FOR Elizabeth and Timothy Webber the amazing example of a Romanian orphanage, where children were truly happy because they were loved, inspired them to become adoptive parents. Elizabeth tells Jo Duckles how they adopted through Parents and Children Together (PACT) and Home for Good – an initiative that aims to raise awareness of the need for forever families for children in care.

The scheme aims to encourage potential parents to consider offering loving homes to youngsters

Photo: Shutterstock

and to equip churches to provide welcoming communities for those children.

Working at St Michael’s in Paris, Elizabeth ran the trips through Caminul Felix, which literally means ‘happy home’. The charity runs orphanages and projects for Romania’s abandoned youngsters, where house parents look after 10 to 12 children. “It was quite amazing to see the difference in these children’s lives,” says Elizabeth, who met Timothy while they were both working in Paris.

Observing the work of Caminul Felix meant that caring for orphans and abandoned children was a big part of the start of their relationship. “We were blown away by what they were doing.
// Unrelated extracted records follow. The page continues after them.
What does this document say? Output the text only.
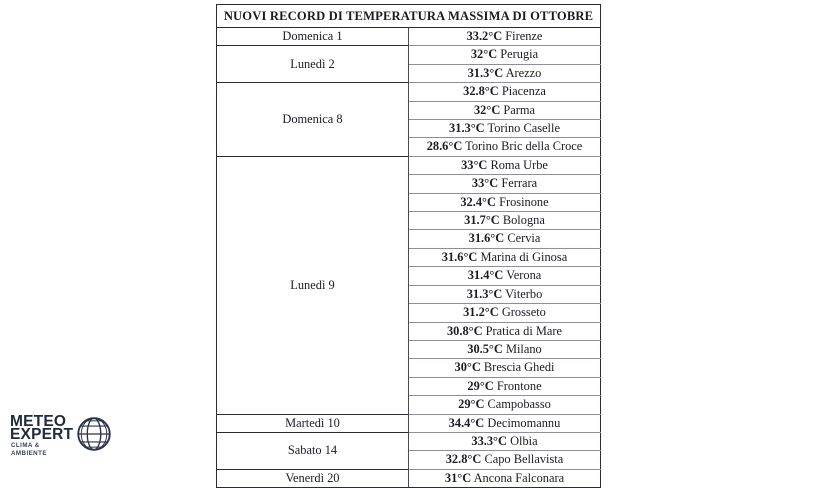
NUOVI RECORD DI TEMPERATURA MASSIMA DI OTTOBRE	

Domenica 1	33.2°C Firenze

Lunedì 2	32°C Perugia
	31.3°C Arezzo

Domenica 8	32.8°C Piacenza
	32°C Parma
	31.3°C Torino Caselle
	28.6°C Torino Bric della Croce

Lunedì 9	33°C Roma Urbe
	33°C Ferrara
	32.4°C Frosinone
	31.7°C Bologna
	31.6°C Cervia
	31.6°C Marina di Ginosa
	31.4°C Verona
	31.3°C Viterbo
	31.2°C Grosseto
	30.8°C Pratica di Mare
	30.5°C Milano
	30°C Brescia Ghedi
	29°C Frontone
	29°C Campobasso

Martedì 10	34.4°C Decimomannu

Sabato 14	33.3°C Olbia
	32.8°C Capo Bellavista

Venerdì 20	31°C Ancona Falconara
METEO
EXPERT
CLIMA & AMBIENTE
Before we were married we had a heart for fostering and adoption,” says Elizabeth. The couple married in 2010 and hoped to have two adopted children and two biological children. “We thought the natural way to do things would be to start by having a birth baby. I had a lot of miscarriages and that was a really hard thing to go through but it’s all part of our amazing story.”
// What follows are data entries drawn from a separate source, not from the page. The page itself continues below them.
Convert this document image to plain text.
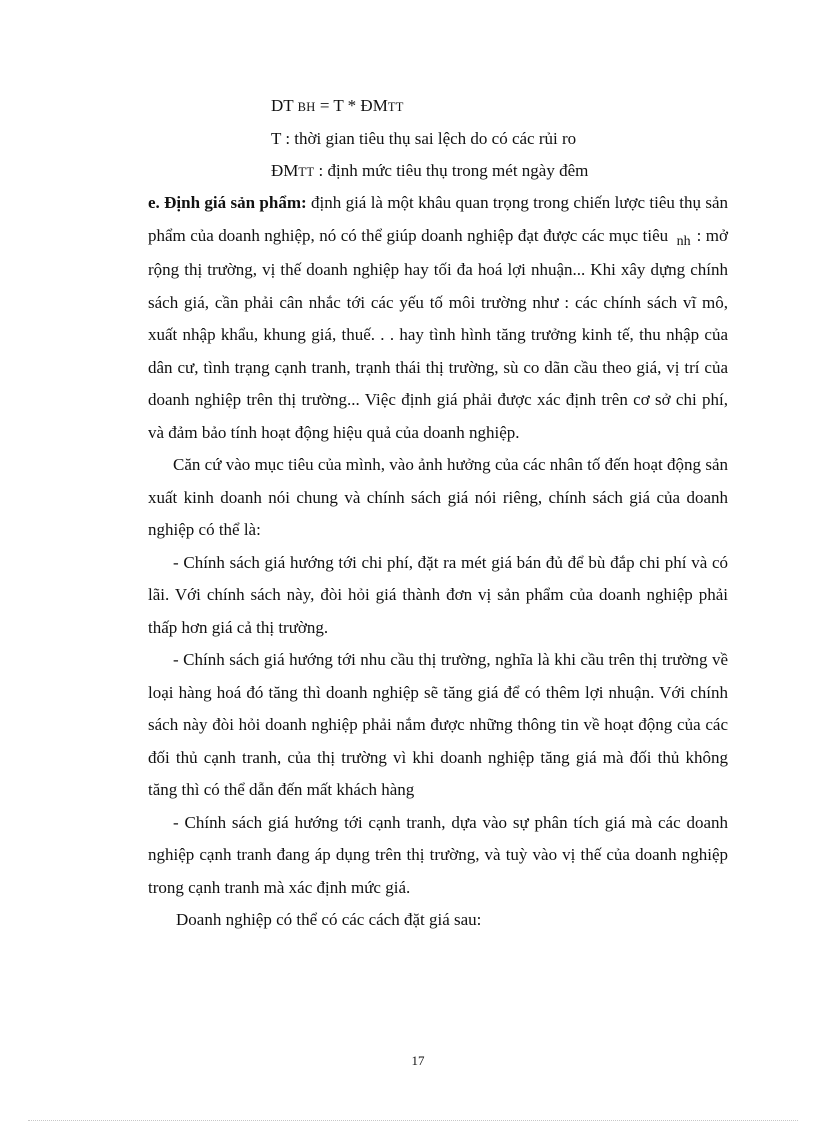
DT BH = T * ĐMTT
T : thời gian tiêu thụ sai lệch do có các rủi ro
ĐMTT : định mức tiêu thụ trong mét ngày đêm

e. Định giá sản phẩm: định giá là một khâu quan trọng trong chiến lược tiêu thụ sản phẩm của doanh nghiệp, nó có thể giúp doanh nghiệp đạt được các mục tiêu $_{nh}$ : mở rộng thị trường, vị thế doanh nghiệp hay tối đa hoá lợi nhuận... Khi xây dựng chính sách giá, cần phải cân nhắc tới các yếu tố môi trường như : các chính sách vĩ mô, xuất nhập khẩu, khung giá, thuế. . . hay tình hình tăng trưởng kinh tế, thu nhập của dân cư, tình trạng cạnh tranh, trạnh thái thị trường, sù co dãn cầu theo giá, vị trí của doanh nghiệp trên thị trường... Việc định giá phải được xác định trên cơ sở chi phí, và đảm bảo tính hoạt động hiệu quả của doanh nghiệp.

Căn cứ vào mục tiêu của mình, vào ảnh hưởng của các nhân tố đến hoạt động sản xuất kinh doanh nói chung và chính sách giá nói riêng, chính sách giá của doanh nghiệp có thể là:

- Chính sách giá hướng tới chi phí, đặt ra mét giá bán đủ để bù đắp chi phí và có lãi. Với chính sách này, đòi hỏi giá thành đơn vị sản phẩm của doanh nghiệp phải thấp hơn giá cả thị trường.

- Chính sách giá hướng tới nhu cầu thị trường, nghĩa là khi cầu trên thị trường về loại hàng hoá đó tăng thì doanh nghiệp sẽ tăng giá để có thêm lợi nhuận. Với chính sách này đòi hỏi doanh nghiệp phải nắm được những thông tin về hoạt động của các đối thủ cạnh tranh, của thị trường vì khi doanh nghiệp tăng giá mà đối thủ không tăng thì có thể dẫn đến mất khách hàng

- Chính sách giá hướng tới cạnh tranh, dựa vào sự phân tích giá mà các doanh nghiệp cạnh tranh đang áp dụng trên thị trường, và tuỳ vào vị thế của doanh nghiệp trong cạnh tranh mà xác định mức giá.

Doanh nghiệp có thể có các cách đặt giá sau:

17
Spotting an advert with a photograph of five-year-old twins, Emma and Katie, (not their real names) Elizabeth knew immediately she wanted the girls to be part of her family. After contacting PACT and arranging to see a senior social worker the nine-month adoption process began.

Despite Home for Good calling on churches to offer welcoming communities for adopted children, the Webbers’ first experience was not so positive.

“A year after the girls were adopted we left the church we had worshipped in since we moved back to the UK. I was on the leadership team and Timothy led worship, but we found there was a lack of understanding about different parenting styles. Our children have specific needs and they were never able to access the Sunday club, it just wasn’t geared to their needs.

“At the new church the girls have good friends and have been allowed to stay in the younger children’s group. That can’t go on forever though other people are talking about how they can support them to move on. It’s that understanding that is so important.

“We’ve also had a baby boy who has just turned one. With a baby, people are quick to help but with adoption, it’s a bit different. I’ve had more sleepless nights with the girls than I have had with our baby.”

So what advice would Elizabeth give to anyone considering adoption? “Speak to people who have done it before. Make sure it is right for you. Do lots of reading. We read a lot, from books and online.

“I’m pro-adoption. There are thousands of children that need families. Watching our children grow before our eyes, knowing what they have gone through is quite remarkable. Children are resilient and in the right setting they thrive.

“There are myths that people adopt because of failed IVF or because they don’t want to go through pregnancy, but my girls were wanted and wished for. We are open about adoption in our family. “Everyone knows Thomas grew in my tummy and Emma and Katie were adopted. They are just two different ways of building a family.”